ANKARA (İHA) - "Türkbank ihalesine fesat karıştırdıkları" iddiasıyla eski Başbakan Mesut Yılmaz ve Devlet eski Bakanı Güneş Taner'in Yüce Divan'da yargılanmasına bugün devam edildi.
Anayasa Mahkemesi'nin "Yüce Divan" sıfatıyla yaptığı yargılamanın sabahki oturumunda 4 tanık dinlendi. Tanıklardan, o dönemde Ticaret Bankası Emeklileri Vakfı Başkanı olan Celal Balabanlı ilginç açıklamalarda bulundu. Türkbank'ın yüzde 85 hissesinin kanuna aykırı olarak satıldığını savunan Balabanlı, "Bu ihalenin alıcısı önceden belirlenmiştir. Şartnamede buna göre hazırlanmıştır. Sermayesinin ne kadar olduğu belli olmayan firmaya banka verilmiştir. Bu ihale başbakan ve alıcıların devlet ve Sayıştay denetimi dışında kanun dışı yaptığı eylemlerdir" dedi.

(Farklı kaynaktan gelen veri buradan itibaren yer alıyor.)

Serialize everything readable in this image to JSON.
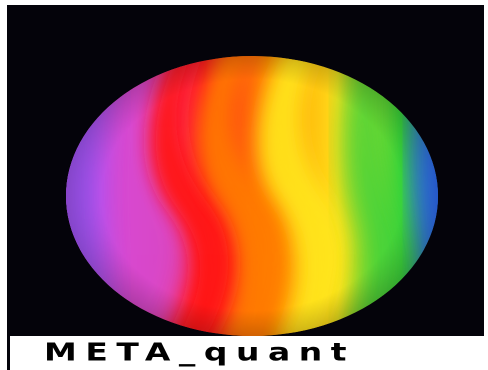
{
  "caption": {
    "text": "META_quant"
  },
  "logo": {
    "icon": "rainbow-sphere-icon",
    "background_color": "#04030a",
    "colors": [
      "#9d4dff",
      "#ff3d8a",
      "#ff1e1e",
      "#ff8a00",
      "#ffe21a",
      "#39d43a",
      "#3f7dff"
    ]
  }
}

Türkbank ihalesi ile ilgili yöneticilerin tehdit altında olduğunu iddia eden Balabanlı, "Bu ihale devlet ve Sayıştay denetimi olmadan dünyada ilk defa Televizyondan yapılan ihaledir" diye konuştu. Türkbank'ın hileli bilançolarla ihaleye çıkarıldığını iddia eden Balabanlı, o dönemde Türkbank'ın sermayesinin artırılması için uyduruk firmalara, uyduruk krediler verildiğini ileri sürdü. Türkbank ihalesinin Tamer'in onayı ile başladığını belirten Balabanlı şöyle konuştu:
"O dönemde Başbakanlık Özelleştirme İdaresi Başkanı olan Ufuk Söylemez'in talimatıyla Türkbank'ın sermayesinin tümüne TMSF tarafından el konulmuştur. Türkiye'de ilk defa TMSF Anayasa'ya aykırı olarak Hazine'nin hissesine el koymuştur. Bunun üzerine Hazine Bölge İdare Mahkemesine gitti ve yürütmeyi durdurma kararı aldı."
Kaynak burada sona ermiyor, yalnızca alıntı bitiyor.